Two ways to pass execution policy:

  • Per-call kwargs wait / raise_error (ergonomic, matches the previous public API).
  • An :class:ExecutionOptions via options= (when you want to reuse the same policy across many calls or compose from layered defaults).

The two are merged: options provides the base, kwargs override any field they explicitly set. Unknown kwargs go nowhere — they are not forwarded to the backend. Use a typed :class:PreparedStatement subclass for backend-specific configuration (parameters, byte limits, routing, etc.).

execute_many

execute_many(
    statements: Iterable["PS | PreparedStatement | str"],
    *,
    options: Optional[ExecutionOptions] = None,
    wait: WaitingConfigArg = True,
    raise_error: bool = True,
    parallel: Optional[int] = None,
    **batch_kwargs: Any
) -> SB

Run several statements as a batch and return the populated batch.

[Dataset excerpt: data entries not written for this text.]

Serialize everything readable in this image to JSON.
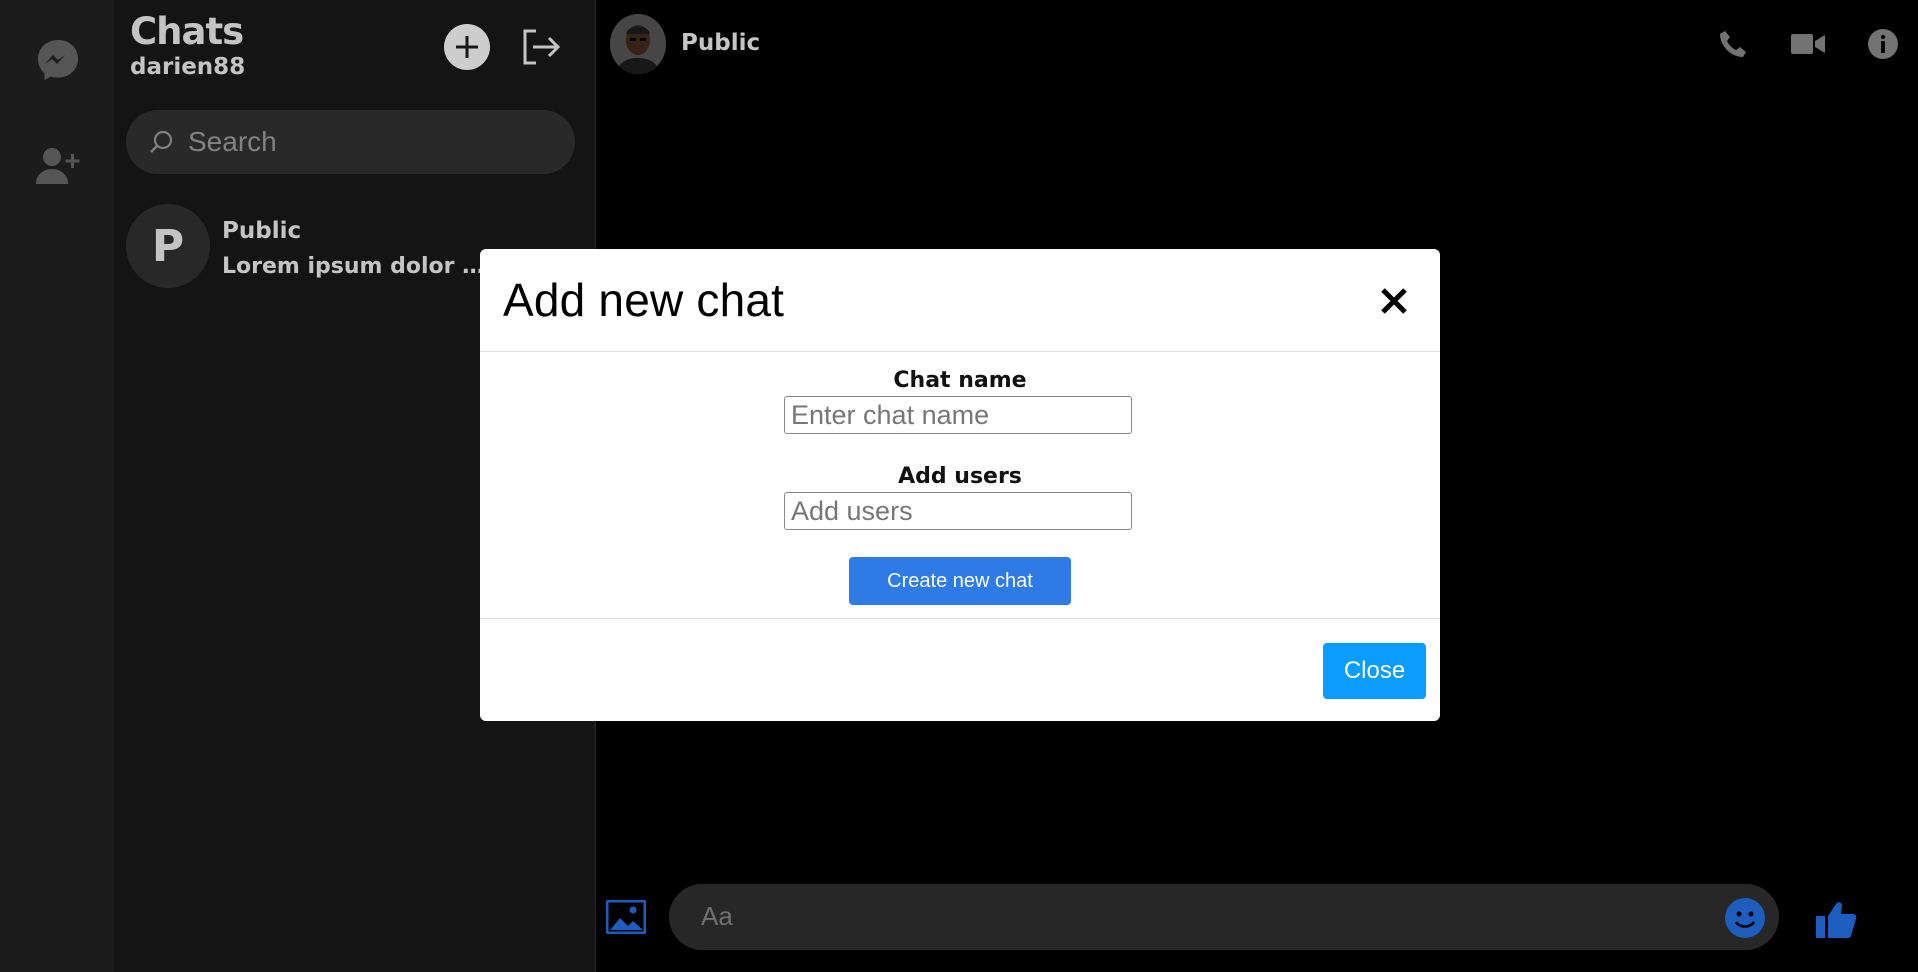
{
  "sidebar": {
    "title": "Chats",
    "username": "darien88",
    "search_placeholder": "Search",
    "chats": [
      {
        "avatar_letter": "P",
        "name": "Public",
        "preview": "Lorem ipsum dolor sit amet, consectetur"
      }
    ]
  },
  "header": {
    "chat_name": "Public"
  },
  "composer": {
    "placeholder": "Aa"
  },
  "modal": {
    "title": "Add new chat",
    "chat_name_label": "Chat name",
    "chat_name_placeholder": "Enter chat name",
    "users_label": "Add users",
    "users_placeholder": "Add users",
    "create_button": "Create new chat",
    "close_button": "Close"
  },
  "colors": {
    "accent_blue": "#2f7be5",
    "close_blue": "#0a9dff",
    "icon_blue": "#1e63c9"
  }
}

Convenience wrapper around :meth:batch: enqueues every statement, submits, and (by default) waits. parallel controls the wait phase only — submission itself is sequential, since most backends either accept fast or reject fast.

**batch_kwargs are forwarded to the batch constructor (e.g. external_paths= for :class:WarehouseStatementBatch).

batch

batch(
    statements: Optional[Iterable["PS | PreparedStatement | str"]] = None,
    *,
    executor: "StatementExecutor | None" = None,
    parallel: Optional[int] = None,
    **kwargs: Any
) -> SB

Construct a batch bound to this executor.

cancel_all

cancel_all() -> None

Best-effort cancel every live result this executor has produced.